Let’s say, for example’s sake, you are wronged by some­one. Say it’s more than obvi­ous you are right and the other per­son is wrong. Say you have lots of evi­dence and you bring them to court. Then let’s say that the judge finds them inno­cent, and you get stuck not only los­ing the case — but also pay­ing legal fees. Not fair, right? Well, this kind of thing hap­pens every day.
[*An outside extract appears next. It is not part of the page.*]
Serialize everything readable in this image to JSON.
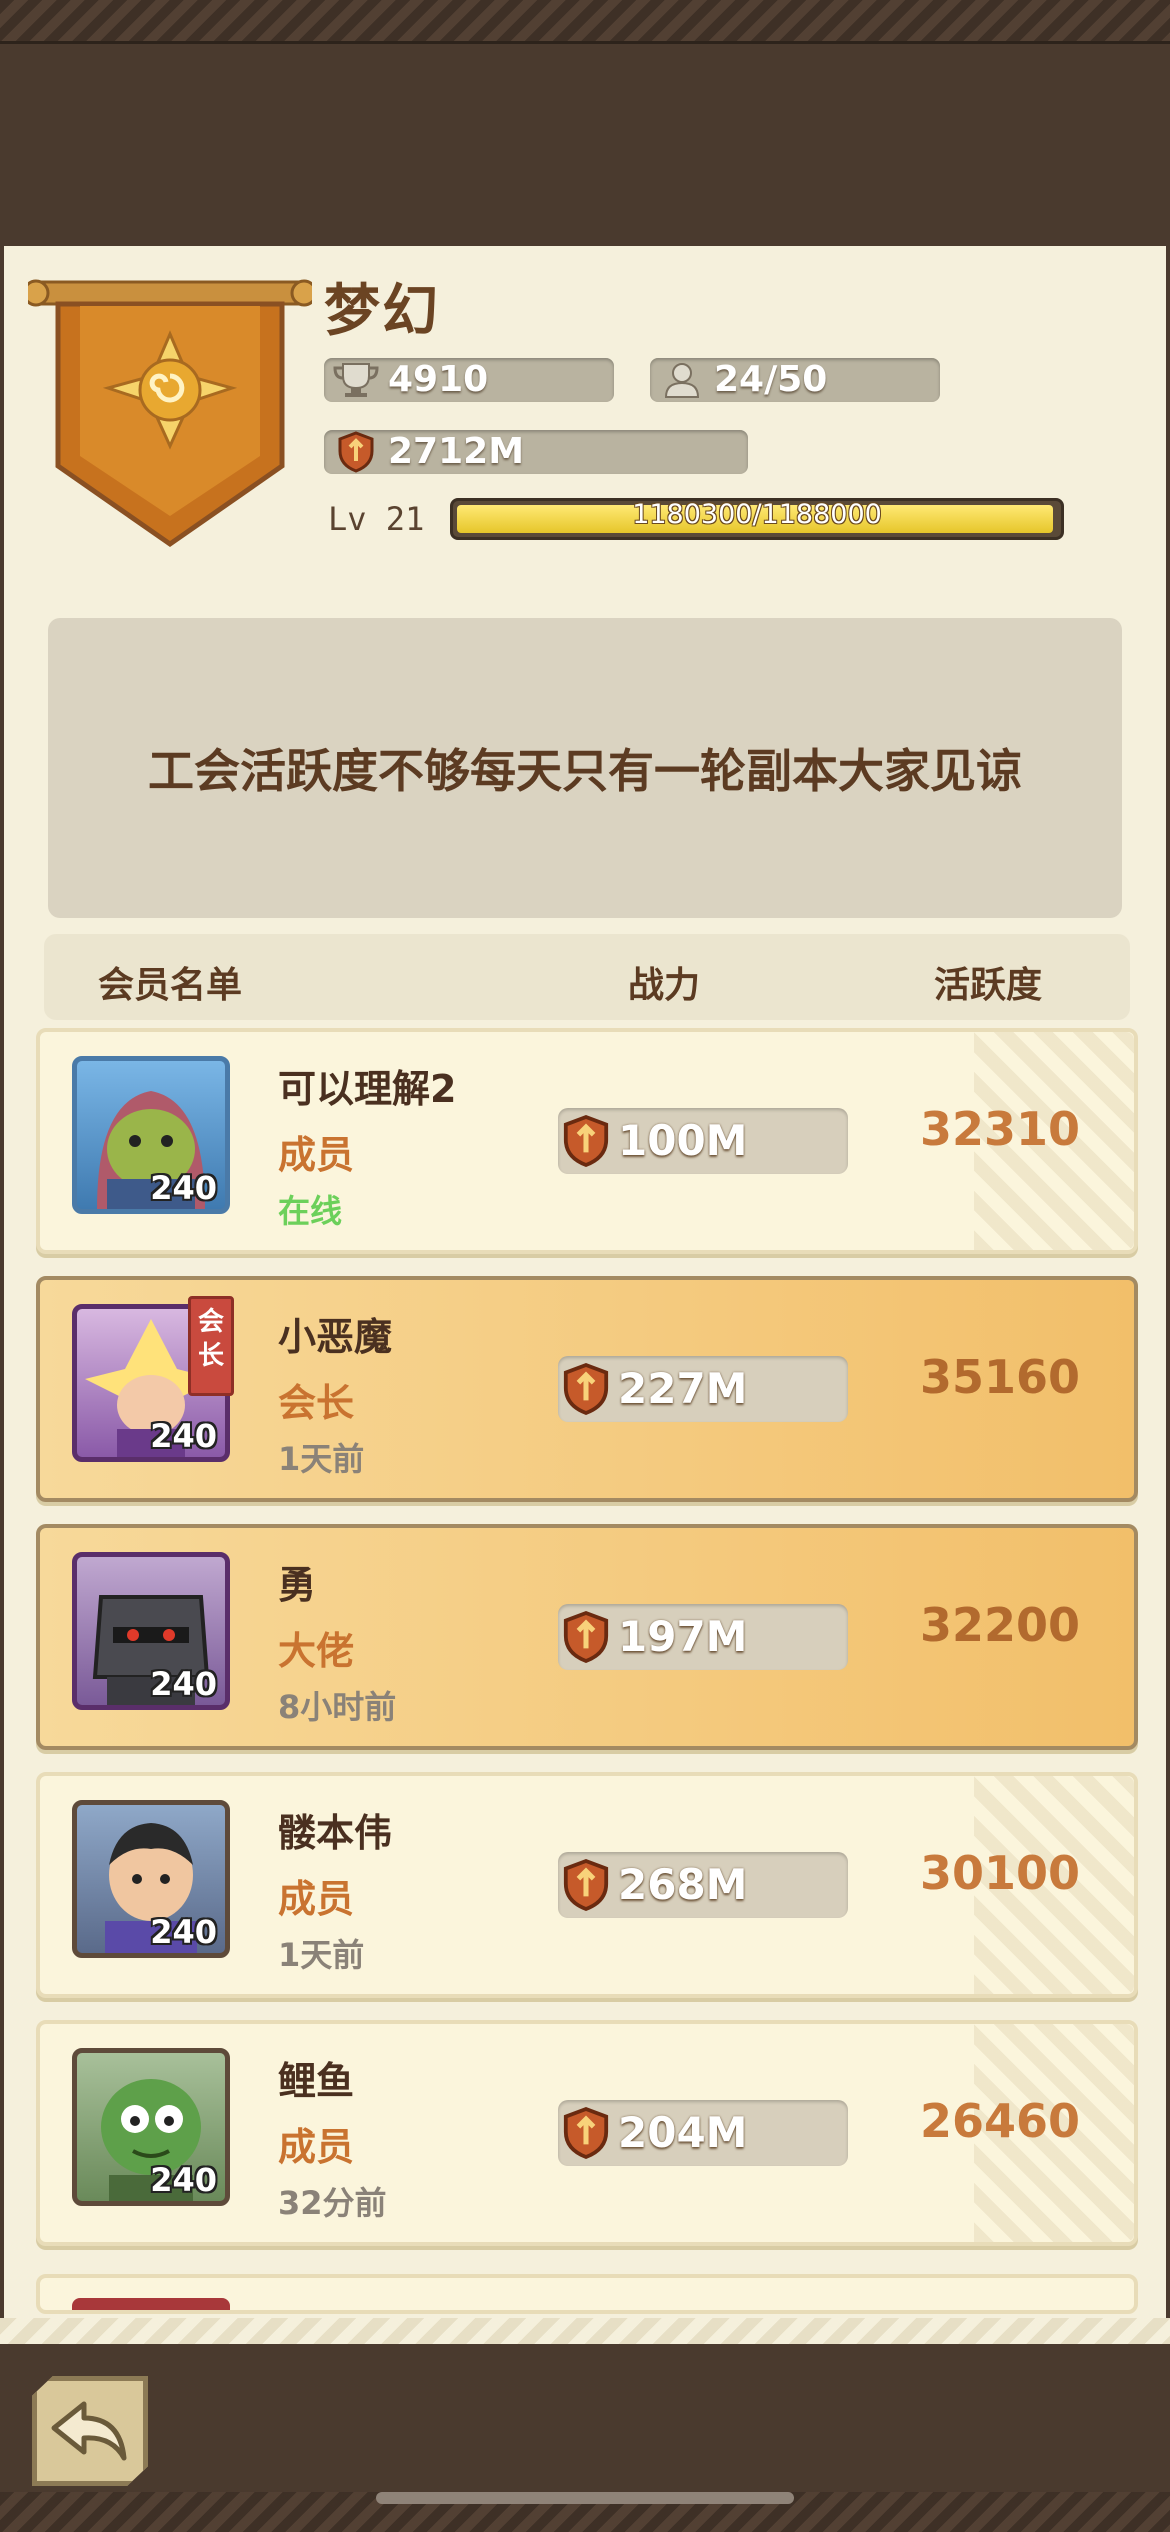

Or worse yet. You lose your child to can­cer. Your spouse is mur­dered. The list is endless.

The ques­tion is, “What can we do about it?

I’ve had a lot of prac­tice with this one. I’ve tried out many types of responses. In the end, there is usu­ally noth­ing that can be done. After all, “Life’s not fair!”

Instead what I have found to work for me is to let it go and to move on. Easy to do? HELL NO! But what’s the alter­na­tive? To fes­ter in our own misery?

As incred­i­bly painful as these sit­u­a­tions can be, they are also, unde­ni­ably, oppor­tu­ni­ties for us to grow and to learn. Each time we are con­fronted with an “injus­tice,” we are given the chance to accept full respon­si­bil­ity for how we respond emo­tion­ally. The act of accept­ing respon­si­bil­ity is a lov­ing action we take toward ourselves.

When we don’t accept respon­si­bil­ity, we put all the blame on oth­ers and we make our­selves the “vic­tim.” Con­versely, accept­ing respon­si­bil­ity is a way to empower ourselves.

I’ve learned to replace my mom’s line, “Life’s not fair” with my own line, “It’s not good; it’s not bad; it’s just the way it is.”

In grad school we would hear all the time,“This — or some­thing greater — for the high­est good of all con­cerned.” I found it to be a use­ful phrase to help pull me back out of self-victimization and back into tak­ing per­sonal responsibility.

I know my mom didn’t ever promise me a rose gar­den. But at least I know that I have the abil­ity to make my own.